Energy companies can disconnect power to hard-up families under new laws
- From: The Australian
- May 27, 2010
- Welfare groups want rules toughened
- Electricity is "an essential service"
- Number of complaints surge across country
POWER companies will be permitted to disconnect customers too poor to pay their bills, under the first national consumer energy law to be signed off by the states and territories next month.
Welfare and consumer groups want the legislation toughened to ban companies from cutting off electricity purely on the grounds of a customer's incapacity to pay.
The Australian Council of Social Service regards electricity as an essential service, The Australian reported.
"Anyone can end up in hardship even temporarily -- you lose your job, you get sick, your partner dies," ACOSS senior policy officer Tony Westmore said yesterday.
"Rather than be disconnected, you should have some assistance to help you pay it off."
Victoria's Energy and Water Ombudsman, Fiona McLeod, is also lobbying for change, to prohibit power companies from cutting off supply until they have resolved any complaints lodged by the customer.
The draft legislation, to go before the Ministerial Council on Energy in Melbourne on June 11, states that power companies "must give effect to the general principle that . . . disconnection of premises of a hardship customer due to inability to pay energy bills should be a last-resort option".

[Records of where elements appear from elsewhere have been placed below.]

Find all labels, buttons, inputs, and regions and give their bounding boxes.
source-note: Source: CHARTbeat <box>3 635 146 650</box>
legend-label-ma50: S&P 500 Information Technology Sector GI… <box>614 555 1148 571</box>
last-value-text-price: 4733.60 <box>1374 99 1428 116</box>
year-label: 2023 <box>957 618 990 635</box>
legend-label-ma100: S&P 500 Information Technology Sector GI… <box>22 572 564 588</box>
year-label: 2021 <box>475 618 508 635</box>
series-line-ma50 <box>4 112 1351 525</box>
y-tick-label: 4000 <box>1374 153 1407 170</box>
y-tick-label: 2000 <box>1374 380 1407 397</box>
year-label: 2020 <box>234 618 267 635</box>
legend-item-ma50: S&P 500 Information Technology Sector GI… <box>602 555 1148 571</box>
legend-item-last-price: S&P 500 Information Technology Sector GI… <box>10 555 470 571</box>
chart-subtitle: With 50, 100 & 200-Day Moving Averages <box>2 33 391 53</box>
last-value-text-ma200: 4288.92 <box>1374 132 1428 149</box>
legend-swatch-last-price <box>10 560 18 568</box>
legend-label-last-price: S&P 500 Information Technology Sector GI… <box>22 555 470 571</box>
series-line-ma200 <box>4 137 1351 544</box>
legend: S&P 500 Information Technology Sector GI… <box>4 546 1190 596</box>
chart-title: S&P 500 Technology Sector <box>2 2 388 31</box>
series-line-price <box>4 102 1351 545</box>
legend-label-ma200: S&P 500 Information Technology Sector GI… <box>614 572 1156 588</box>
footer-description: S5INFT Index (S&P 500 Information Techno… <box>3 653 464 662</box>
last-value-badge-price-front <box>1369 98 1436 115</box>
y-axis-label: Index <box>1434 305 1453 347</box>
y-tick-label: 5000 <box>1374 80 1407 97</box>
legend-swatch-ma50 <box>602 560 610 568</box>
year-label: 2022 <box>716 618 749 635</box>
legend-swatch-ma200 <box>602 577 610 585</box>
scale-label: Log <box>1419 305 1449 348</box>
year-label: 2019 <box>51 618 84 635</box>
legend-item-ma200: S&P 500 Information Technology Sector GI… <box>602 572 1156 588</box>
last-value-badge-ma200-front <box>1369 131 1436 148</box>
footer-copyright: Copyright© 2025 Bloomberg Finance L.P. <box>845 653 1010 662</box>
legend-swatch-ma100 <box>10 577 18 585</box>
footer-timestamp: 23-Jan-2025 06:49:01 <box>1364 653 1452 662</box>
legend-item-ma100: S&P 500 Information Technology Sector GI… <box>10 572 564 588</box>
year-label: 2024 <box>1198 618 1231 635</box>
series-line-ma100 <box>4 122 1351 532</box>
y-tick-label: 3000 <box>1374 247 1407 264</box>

It says "hardship customers" cannot be disconnected unless the power company has offered the customer two payment plans in the previous 12 months, and the customer has either rejected them or failed to pay instalments.

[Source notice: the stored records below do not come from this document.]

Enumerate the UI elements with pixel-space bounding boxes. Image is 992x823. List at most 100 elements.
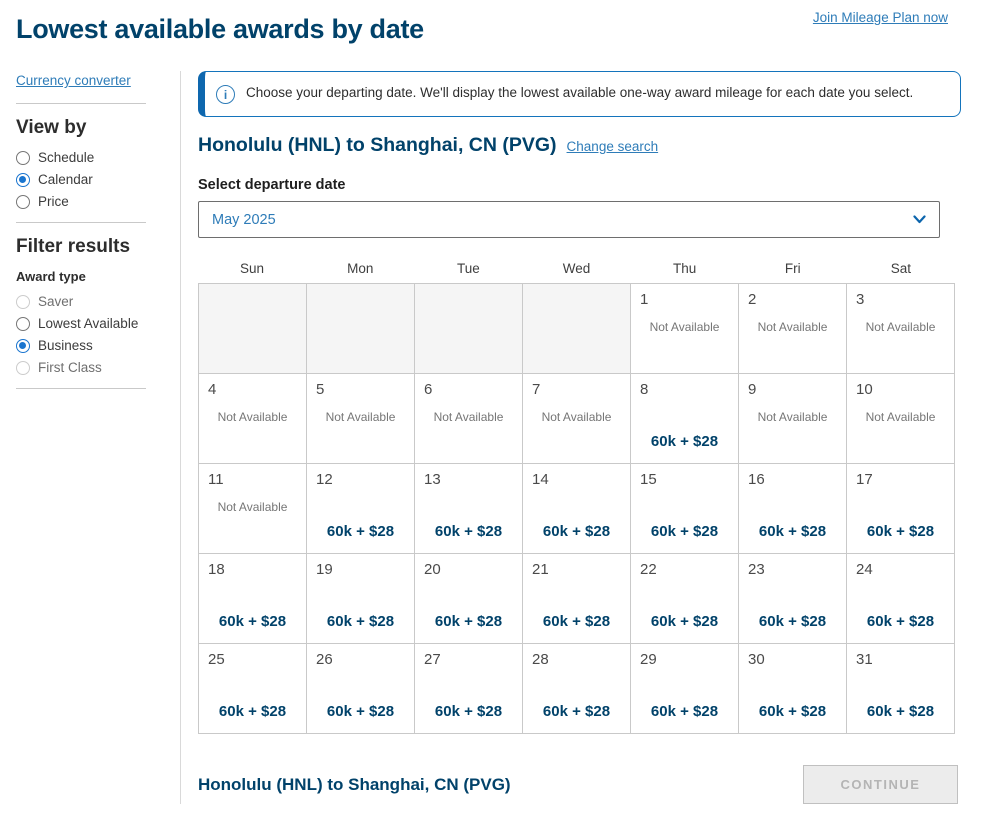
- sidebar-divider: [16, 388, 146, 389]
- info-banner-text: Choose your departing date. We'll displa…: [246, 85, 914, 100]
- calendar-cell[interactable]: 12 60k + $28: [307, 464, 415, 554]
- calendar-cell[interactable]: 25 60k + $28: [199, 644, 307, 734]
- radio-label: Business: [38, 338, 93, 353]
- footer: Honolulu (HNL) to Shanghai, CN (PVG) CON…: [198, 765, 958, 804]
- award-price[interactable]: 60k + $28: [866, 703, 935, 720]
- radio-option-lowest-available[interactable]: Lowest Available: [16, 316, 148, 331]
- calendar-cell[interactable]: 26 60k + $28: [307, 644, 415, 734]
- day-number: 12: [316, 471, 333, 488]
- change-search-link[interactable]: Change search: [566, 139, 659, 154]
- not-available-label: Not Available: [325, 410, 396, 424]
- award-price[interactable]: 60k + $28: [866, 613, 935, 630]
- day-number: 17: [856, 471, 873, 488]
- radio-option-price[interactable]: Price: [16, 194, 148, 209]
- calendar-cell[interactable]: 17 60k + $28: [847, 464, 955, 554]
- radio-option-calendar[interactable]: Calendar: [16, 172, 148, 187]
- not-available-label: Not Available: [757, 320, 828, 334]
- award-price[interactable]: 60k + $28: [650, 703, 719, 720]
- calendar-cell: 5 Not Available: [307, 374, 415, 464]
- day-number: 29: [640, 651, 657, 668]
- award-price[interactable]: 60k + $28: [650, 523, 719, 540]
- calendar-cell[interactable]: 18 60k + $28: [199, 554, 307, 644]
- radio-label: Calendar: [38, 172, 93, 187]
- calendar-cell[interactable]: 19 60k + $28: [307, 554, 415, 644]
- award-price[interactable]: 60k + $28: [434, 613, 503, 630]
- not-available-label: Not Available: [649, 320, 720, 334]
- calendar-cell[interactable]: 29 60k + $28: [631, 644, 739, 734]
- award-price[interactable]: 60k + $28: [434, 703, 503, 720]
- day-number: 13: [424, 471, 441, 488]
- calendar-cell[interactable]: 30 60k + $28: [739, 644, 847, 734]
- currency-converter-link[interactable]: Currency converter: [16, 73, 131, 88]
- radio-icon: [16, 360, 30, 375]
- award-price[interactable]: 60k + $28: [434, 523, 503, 540]
- calendar-cell[interactable]: 14 60k + $28: [523, 464, 631, 554]
- not-available-label: Not Available: [217, 410, 288, 424]
- calendar-cell[interactable]: 13 60k + $28: [415, 464, 523, 554]
- day-name: Tue: [456, 261, 480, 276]
- calendar-cell[interactable]: 22 60k + $28: [631, 554, 739, 644]
- sidebar-divider: [16, 222, 146, 223]
- award-price[interactable]: 60k + $28: [326, 703, 395, 720]
- award-price[interactable]: 60k + $28: [758, 613, 827, 630]
- calendar-cell[interactable]: 24 60k + $28: [847, 554, 955, 644]
- layout: Currency converter View by Schedule Calen…: [16, 71, 976, 804]
- calendar-cell[interactable]: 8 60k + $28: [631, 374, 739, 464]
- departure-date-label: Select departure date: [198, 177, 346, 193]
- join-mileage-plan-link[interactable]: Join Mileage Plan now: [812, 10, 948, 25]
- award-price[interactable]: 60k + $28: [866, 523, 935, 540]
- day-number: 21: [532, 561, 549, 578]
- view-by-heading: View by: [16, 117, 87, 138]
- page-title: Lowest available awards by date: [16, 14, 424, 44]
- day-number: 24: [856, 561, 873, 578]
- radio-label: Lowest Available: [38, 316, 139, 331]
- calendar-cell[interactable]: 20 60k + $28: [415, 554, 523, 644]
- award-price[interactable]: 60k + $28: [218, 613, 287, 630]
- award-price[interactable]: 60k + $28: [758, 703, 827, 720]
- calendar-cell[interactable]: 23 60k + $28: [739, 554, 847, 644]
- month-select-value: May 2025: [212, 211, 276, 228]
- day-number: 9: [748, 381, 757, 398]
- day-number: 26: [316, 651, 333, 668]
- not-available-label: Not Available: [757, 410, 828, 424]
- month-select[interactable]: May 2025: [198, 201, 940, 238]
- award-price[interactable]: 60k + $28: [650, 433, 719, 450]
- not-available-label: Not Available: [865, 320, 936, 334]
- view-by-radio-group: Schedule Calendar Price: [16, 150, 148, 209]
- radio-label: First Class: [38, 360, 102, 375]
- calendar-cell[interactable]: 31 60k + $28: [847, 644, 955, 734]
- not-available-label: Not Available: [433, 410, 504, 424]
- award-price[interactable]: 60k + $28: [542, 613, 611, 630]
- continue-button[interactable]: CONTINUE: [803, 765, 958, 804]
- calendar-cell-empty: [415, 284, 523, 374]
- radio-icon: [16, 294, 30, 309]
- day-name: Wed: [562, 261, 591, 276]
- calendar-cell: 1 Not Available: [631, 284, 739, 374]
- calendar-cell[interactable]: 16 60k + $28: [739, 464, 847, 554]
- award-price[interactable]: 60k + $28: [650, 613, 719, 630]
- calendar-cell[interactable]: 28 60k + $28: [523, 644, 631, 734]
- radio-option-schedule[interactable]: Schedule: [16, 150, 148, 165]
- calendar-cell[interactable]: 27 60k + $28: [415, 644, 523, 734]
- calendar-cell: 10 Not Available: [847, 374, 955, 464]
- calendar-cell[interactable]: 15 60k + $28: [631, 464, 739, 554]
- day-number: 27: [424, 651, 441, 668]
- award-price[interactable]: 60k + $28: [542, 703, 611, 720]
- day-name: Thu: [673, 261, 697, 276]
- calendar-cell: 7 Not Available: [523, 374, 631, 464]
- day-number: 23: [748, 561, 765, 578]
- main-content: i Choose your departing date. We'll disp…: [198, 71, 961, 804]
- calendar-cell[interactable]: 21 60k + $28: [523, 554, 631, 644]
- award-price[interactable]: 60k + $28: [218, 703, 287, 720]
- not-available-label: Not Available: [541, 410, 612, 424]
- calendar-cell-empty: [523, 284, 631, 374]
- award-price[interactable]: 60k + $28: [758, 523, 827, 540]
- day-name: Fri: [784, 261, 801, 276]
- calendar-cell: 11 Not Available: [199, 464, 307, 554]
- award-price[interactable]: 60k + $28: [326, 613, 395, 630]
- calendar-cell: 6 Not Available: [415, 374, 523, 464]
- award-price[interactable]: 60k + $28: [542, 523, 611, 540]
- radio-option-business[interactable]: Business: [16, 338, 148, 353]
- day-number: 25: [208, 651, 225, 668]
- award-price[interactable]: 60k + $28: [326, 523, 395, 540]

But the Consumer Action Law Centre's energy policy officer, Janine Rayner, said yesterday the legislation must do more to protect people who genuinely cannot pay their bills.
Complaints against power utilities have surged in the past year, with state energy ombudsmen reporting a jump in the number of disputed bills and disconnections.

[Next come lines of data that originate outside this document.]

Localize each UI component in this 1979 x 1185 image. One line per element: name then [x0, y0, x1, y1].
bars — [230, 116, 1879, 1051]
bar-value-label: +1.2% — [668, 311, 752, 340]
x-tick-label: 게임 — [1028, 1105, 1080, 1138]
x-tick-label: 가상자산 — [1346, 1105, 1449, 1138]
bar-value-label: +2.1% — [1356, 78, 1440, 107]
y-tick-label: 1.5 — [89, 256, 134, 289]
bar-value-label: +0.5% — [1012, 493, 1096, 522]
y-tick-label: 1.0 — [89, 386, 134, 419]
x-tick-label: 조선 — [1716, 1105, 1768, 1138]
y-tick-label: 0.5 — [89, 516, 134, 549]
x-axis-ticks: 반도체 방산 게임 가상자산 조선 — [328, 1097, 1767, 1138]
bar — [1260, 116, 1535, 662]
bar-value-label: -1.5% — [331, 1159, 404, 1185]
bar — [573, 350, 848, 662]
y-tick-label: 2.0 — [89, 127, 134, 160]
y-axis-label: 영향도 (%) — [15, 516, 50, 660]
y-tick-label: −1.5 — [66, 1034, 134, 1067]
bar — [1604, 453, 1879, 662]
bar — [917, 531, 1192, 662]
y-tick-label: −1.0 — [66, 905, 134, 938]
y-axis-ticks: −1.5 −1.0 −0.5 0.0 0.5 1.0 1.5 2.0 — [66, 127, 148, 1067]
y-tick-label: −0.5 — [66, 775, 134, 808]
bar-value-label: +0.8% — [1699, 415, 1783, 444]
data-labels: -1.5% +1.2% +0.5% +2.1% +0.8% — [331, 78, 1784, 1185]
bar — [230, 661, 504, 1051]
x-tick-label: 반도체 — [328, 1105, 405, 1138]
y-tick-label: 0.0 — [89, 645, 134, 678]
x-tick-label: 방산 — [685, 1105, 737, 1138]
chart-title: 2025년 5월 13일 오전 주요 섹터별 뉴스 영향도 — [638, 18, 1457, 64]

In Victoria -- where power companies are required by law to provide alternative payment arrangements and hardship programs -- the Ombudsman received complaints from 618 households disconnected because of non-payment, and another 866 who had faced disconnection.
In Queensland, the number of consumers contacting the Ombudsman over "account payment difficulties" almost quadrupled to 1103 in 2008-09.
In South Australia, complaints to the Energy Ombudsman leapt 63 per cent over the same period -- including a doubling in billing complaints to 4141 -- while the number of disconnections jumped from 297 to 464.
Tasmania's Ombudsman dealt with 21 disputes over disconnection and 35 related to payment difficulties, while Western Australia recorded 173 disputes over disconnections and 112 over impending disconnections.